Politics
5:30 am
Thu July 24, 2014

Vote on 'Fairness Ordinance' Will Have to Wait

Barrington Neil, who spoke of experiencing discrimination for being in an interracial marriage, listens to the hearing on the "Fairness Ordinance" at the Baton Rouge Metro Council meeting, July 23, 2014.
Barrington Neil, who spoke of experiencing discrimination for being in an interracial marriage, listens to the hearing on the "Fairness Ordinance" at the Baton Rouge Metro Council meeting, July 23, 2014.
Credit Amy Jeffries / WRKF

The Baton Rouge Metro Council heard hours of public comment Wednesday on an anti-discrimination ordinance. But the meeting time expired before the council could vote. 


Under the “fairness ordinance” offered by Councilwoman C. Denise Marcelle discrimination in employment, housing, or public accommodation in Baton Rouge would be cause for a civil suit. 

The ordinance would grant protections to a litany of groups — including seniors and veterans — but it’s the protections from discrimination based on gender identity and sexual orientation that got nearly all the attention Wednesday. 

The bible was referenced a lot, including by Mayor Kip Holden in his support of the ordinance. 

“I will stay in favor of this. And ask us to pray for one another," Holden said. 

“I’ve got a more secular reason why this fairness ordinance is good.”  That reason, said Lamar Advertising President Kevin Reilly: recruitment. He was the first in a parade of executives to say the ordinance would help Baton Rouge compete for top talent with cities like Atlanta and Houston that have already passed similar measures. 

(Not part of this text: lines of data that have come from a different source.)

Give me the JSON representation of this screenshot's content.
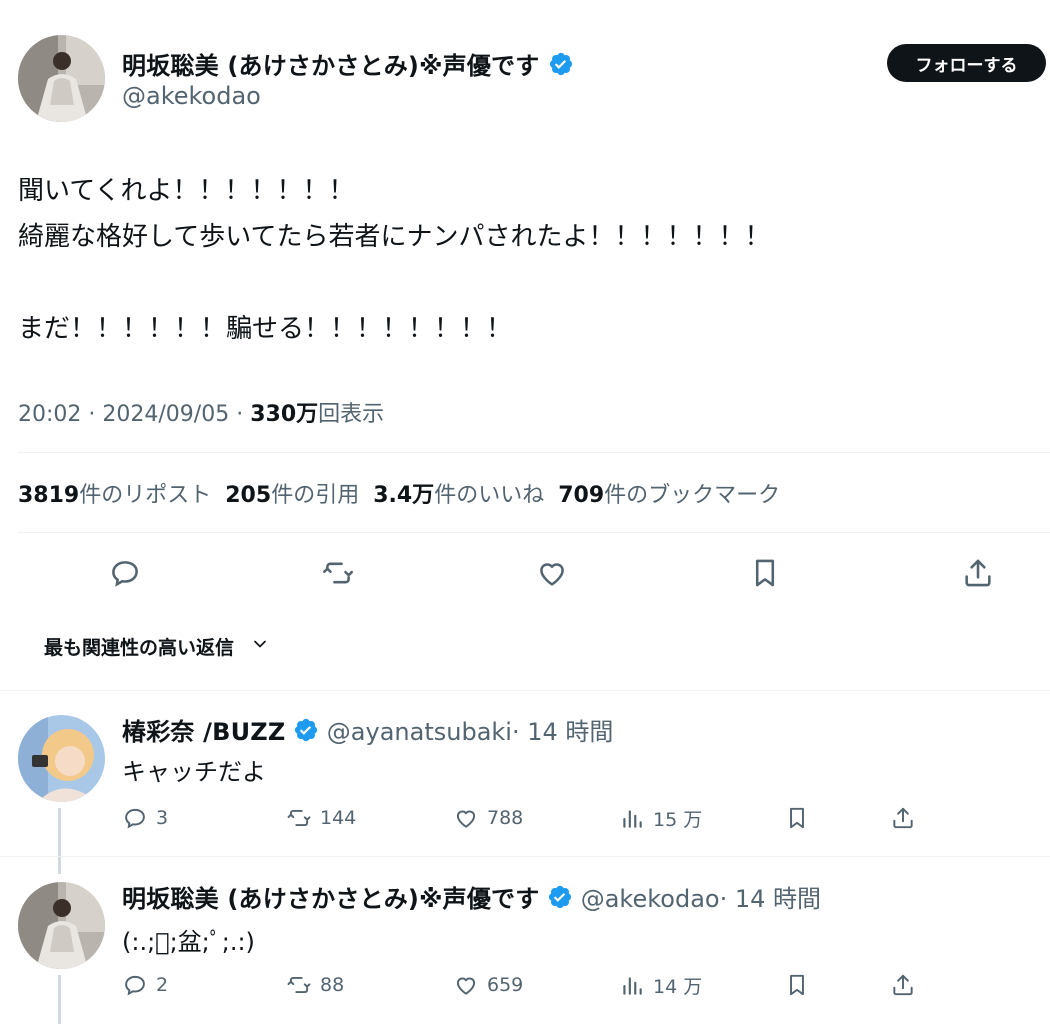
{
  "tweet": {
    "display_name": "明坂聡美 (あけさかさとみ)※声優です",
    "handle": "@akekodao",
    "follow_label": "フォローする",
    "lines": [
      "聞いてくれよ！！！！！！！",
      "綺麗な格好して歩いてたら若者にナンパされたよ！！！！！！！",
      "",
      "まだ！！！！！！騙せる！！！！！！！！"
    ],
    "time": "20:02",
    "date": "2024/09/05",
    "views_num": "330万",
    "views_label": "回表示",
    "sep": "·"
  },
  "stats": {
    "reposts_num": "3819",
    "reposts_label": "件のリポスト",
    "quotes_num": "205",
    "quotes_label": "件の引用",
    "likes_num": "3.4万",
    "likes_label": "件のいいね",
    "bookmarks_num": "709",
    "bookmarks_label": "件のブックマーク"
  },
  "actions": [
    "reply-icon",
    "repost-icon",
    "like-icon",
    "bookmark-icon",
    "share-icon"
  ],
  "sort": {
    "label": "最も関連性の高い返信"
  },
  "replies": [
    {
      "display_name": "椿彩奈 /BUZZ",
      "handle": "@ayanatsubaki",
      "time": "· 14 時間",
      "text": "キャッチだよ",
      "replies": "3",
      "reposts": "144",
      "likes": "788",
      "views": "15 万"
    },
    {
      "display_name": "明坂聡美 (あけさかさとみ)※声優です",
      "handle": "@akekodao",
      "time": "· 14 時間",
      "text": "(:.;ﾟ;盆;ﾟ;.:)",
      "replies": "2",
      "reposts": "88",
      "likes": "659",
      "views": "14 万"
    }
  ],
  "colors": {
    "text": "#0f1419",
    "muted": "#536471",
    "verified": "#1d9bf0",
    "divider": "#eff3f4",
    "button_bg": "#0f1419"
  }
}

But, Gene Mills, of the Louisiana Family Forum, said it would bring discrimination against some people of faith. 

“The compulsory effort to dictate that you’ve gotta respect another person’s lifestyle that you may hold a deeply held religious belief on is not the policy of a council," Mills said. 

When the hearing concluded with just a few minutes left in the meeting, Councilman John Delgado ran out the clock, effectively scuttling a vote.

“We’re not gonna rush to a vote in this chamber," said Delgado. "We’re gonna have a frank discussion on the council floor where all of my colleagues can put their positions out in the public, not just press a button.” 

That could happen at the next Metro Council meeting,  which is on the calendar for Aug. 13. 

Should the fairness ordinance fail then, Delgado is gathering signatures on a petition to put the issue on a ballot. 

CORRECTION: This story has been corrected to reflect that the next council meeting is on Aug. 13.